I had an
event. So as usual, I did the normal preparations. In this instance, I was to
be chairing my first ever panel – so I made doubly sure that I knew what I was
doing. I read all my authors’ books. I scribbled notes in my well-worn notepad.
Then I listed out my questions, emailed them out to the other authors to make
sure they were happy. I rehearsed possible answers in my head, role-played the
possible scenarios.
I was
prepared.
Or so I
thought.
As I packed
my case, I couldn’t have felt better. I was like a boy scout. I had everything
I needed. I’d braced myself for every eventuality. I had even packed 5 pairs of
knickers for goodness sake and two toothbrushes (I was away for one night!) But
who knew? I might get kidnapped, or run over by that runaway bus that my Nan
always warned me about. I needed to be prepared.
Except I
wasn’t.
I wasn’t
prepared for the tube not working.
I wasn’t
prepared for the crowds.
I wasn’t
prepared for my brain completely switching off.
I stood at
Victoria, case clutched in my sweaty hand – staring up at the shut gates of the
underground. I was actually having a hot flush. What now? I wasn’t ready for
this. I had to get to the other side of London and hadn’t a clue how. Swarms of
frantic, sweaty people shoved in front of me. They all seemed to have purpose.
I had none. My five pairs of knickers would not help me now.
Then a light
bulb popped up in my head. A taxi! They did it all the time in films – just
stepped out in the road and flagged one down, it couldn’t be that hard surely?

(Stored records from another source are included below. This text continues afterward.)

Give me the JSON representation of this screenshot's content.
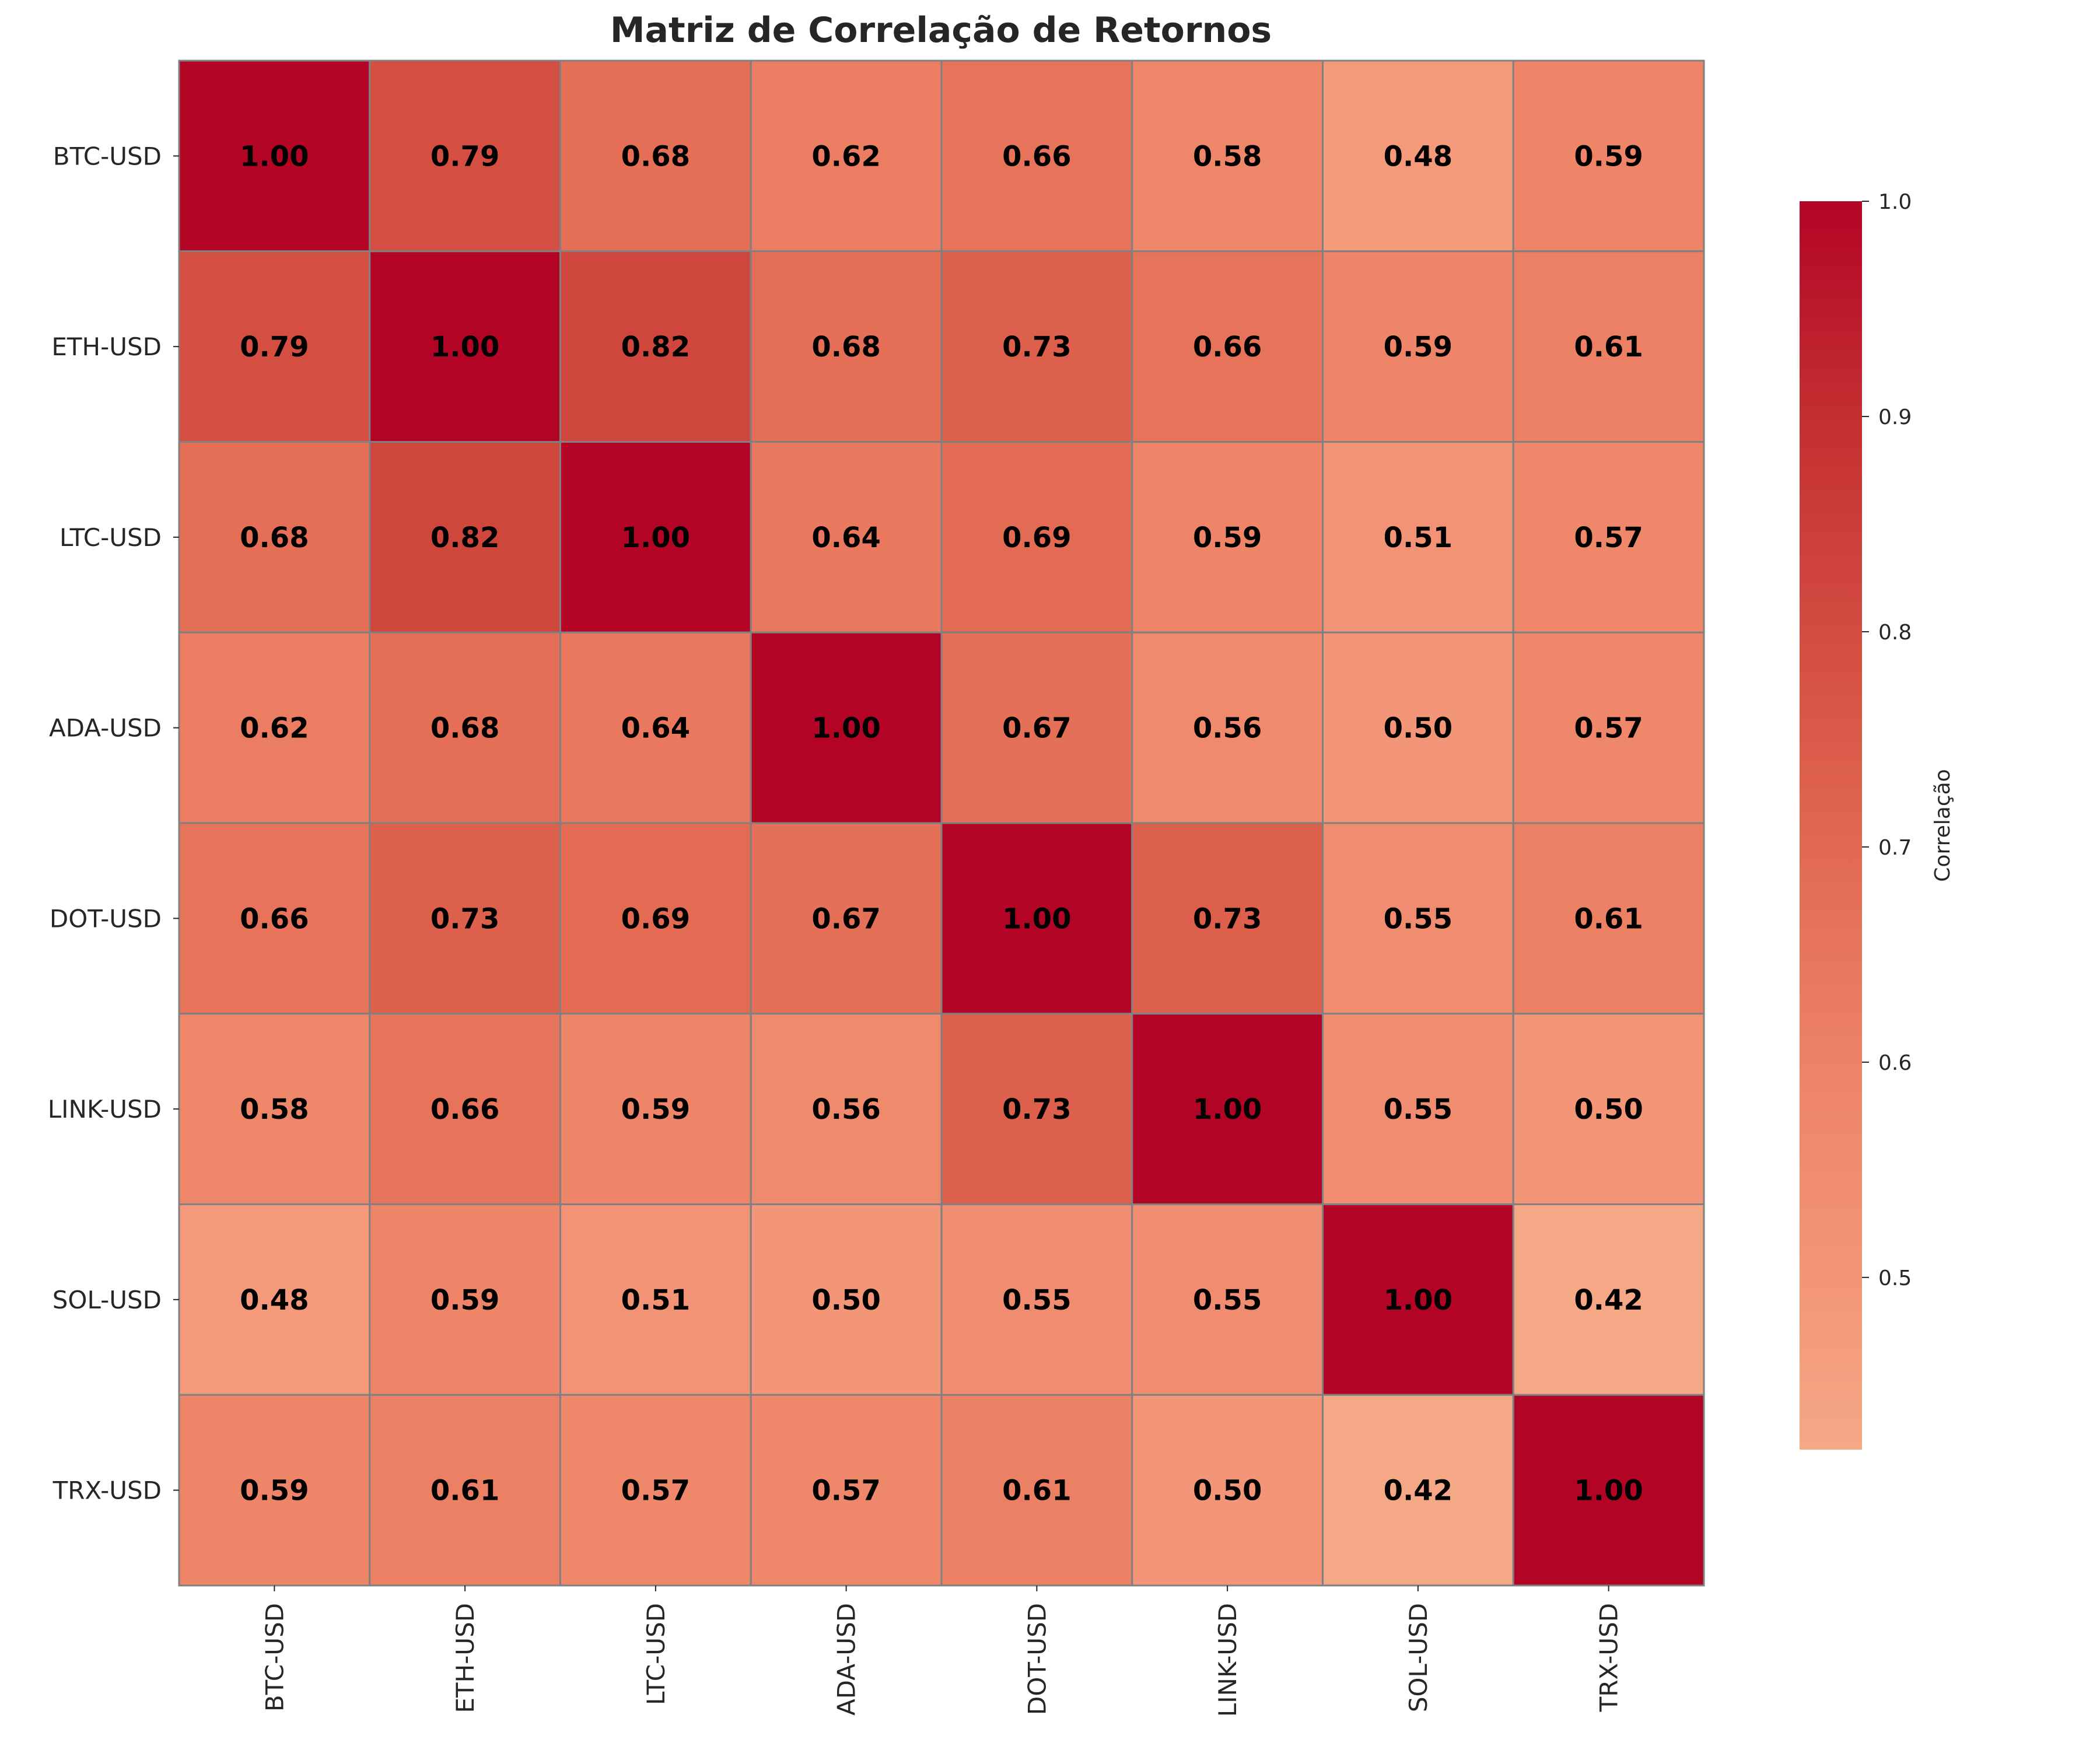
{
  "chart_data": {
    "type": "heatmap",
    "title": "Matriz de Correlação de Retornos",
    "xlabel": "",
    "ylabel": "",
    "x_labels": [
      "BTC-USD",
      "ETH-USD",
      "LTC-USD",
      "ADA-USD",
      "DOT-USD",
      "LINK-USD",
      "SOL-USD",
      "TRX-USD"
    ],
    "y_labels": [
      "BTC-USD",
      "ETH-USD",
      "LTC-USD",
      "ADA-USD",
      "DOT-USD",
      "LINK-USD",
      "SOL-USD",
      "TRX-USD"
    ],
    "values": [
      [
        1.0,
        0.79,
        0.68,
        0.62,
        0.66,
        0.58,
        0.48,
        0.59
      ],
      [
        0.79,
        1.0,
        0.82,
        0.68,
        0.73,
        0.66,
        0.59,
        0.61
      ],
      [
        0.68,
        0.82,
        1.0,
        0.64,
        0.69,
        0.59,
        0.51,
        0.57
      ],
      [
        0.62,
        0.68,
        0.64,
        1.0,
        0.67,
        0.56,
        0.5,
        0.57
      ],
      [
        0.66,
        0.73,
        0.69,
        0.67,
        1.0,
        0.73,
        0.55,
        0.61
      ],
      [
        0.58,
        0.66,
        0.59,
        0.56,
        0.73,
        1.0,
        0.55,
        0.5
      ],
      [
        0.48,
        0.59,
        0.51,
        0.5,
        0.55,
        0.55,
        1.0,
        0.42
      ],
      [
        0.59,
        0.61,
        0.57,
        0.57,
        0.61,
        0.5,
        0.42,
        1.0
      ]
    ],
    "value_format": "2 decimals",
    "colormap": "coolwarm (red half)",
    "colorbar": {
      "label": "Correlação",
      "range": [
        0.42,
        1.0
      ],
      "ticks": [
        "0.5",
        "0.6",
        "0.7",
        "0.8",
        "0.9",
        "1.0"
      ],
      "tick_values": [
        0.5,
        0.6,
        0.7,
        0.8,
        0.9,
        1.0
      ]
    },
    "grid_line_color": "#808080",
    "annotation_color": "#000000"
  }
}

I would leap into one and be saved. All would be well again.
So I
staggered, trailing a wonky case behind me in the vague direction of West.
There were no taxis. Just lots and lots of people that don’t look at you. I
kept walking. Hoping I might find another underground station. I called my
husband, who was at home trying to feed two hyperactive children. “I’m lost. I
can’t find Green Park.”
“It’s not
here,” he muttered helpfully. I think he was distracted by his own burst
eardrums.
Then I saw a
taxi. I shut the phone on my husband and attempted to flag it down. To be fair
it probably looked more like a suicide attempt. I failed to get it, but I did
manage to keep my left arm – just.
I was nearly
sobbing by now. My feet hurt. My case was lurching from side to side like a
drunk sailor and it was getting dark. Then suddenly a man appeared by my side,
tall and smiling. He asked if I needed any help. He said he could escort me to the nearest tube station.
I honestly thought I had been saved. I
beamed up at him. I wanted to kiss him, but I didn’t. Instead I recited my
dreadful journey and showed him the bent up wheel on my case.
“I was looking for Green Park…..” I said
sadly.
“Well, you’re nowhere near. Let me walk
you.”
I honestly didn’t care who he was. He could
have been Hannibal Lector or bloody George Osborne, I would have happily trotted
along aside him.
"It's ok," He said, showing me
his pass "I'm a mental health professional..."
So my advice after this rather crazy
affair, is plan your journeys carefully. They can go wrong. Next time I’m
packing a map, a compass and several distress flares.
8 comments:
Goodness - scary!
Oh dear, I do sympathise! I have never managed to hail a taxi in my life. These days, when I go to London, I travel very light and walk everywhere. Even so, none of the streets ever look like they do on the A-Z. Thank goodness for the kindness of strangers!
I thought I was hailing a taxi when feeling a bit scared of dark deserted streets walking home from a London publisher party once ... but the black car with an orange light turned out to be a police car! These things make you feel a right country bumpkin.
Oh you poor lovely! When I get lost ( often) I look out for the bowler hatted guides, they're quite often hanging around at Victoria - the taxis are right around the back though, silly place to keep them - also , google Addison Lee and put their number in your phone - reliable and safe.
Oh dear, poor you! Hope the event went well, when you eventually got there!
Thanks everyone. Love all the tips! I'm also glad I'm not alone!
You have described ALL the feelings I had when I moved to London from South Africa. Everyone else seemed to know when they popped up from the Tube like moles which exit and where they were at that exit but fro me it took forever of feeling very lost and very stupid. Now after 18 years in London, I can do it in my sleep and and in fact often do and bypass where I'm supposed to get off... actually not sleeping but planning a new story! Loved this blog. Felt so akin to it.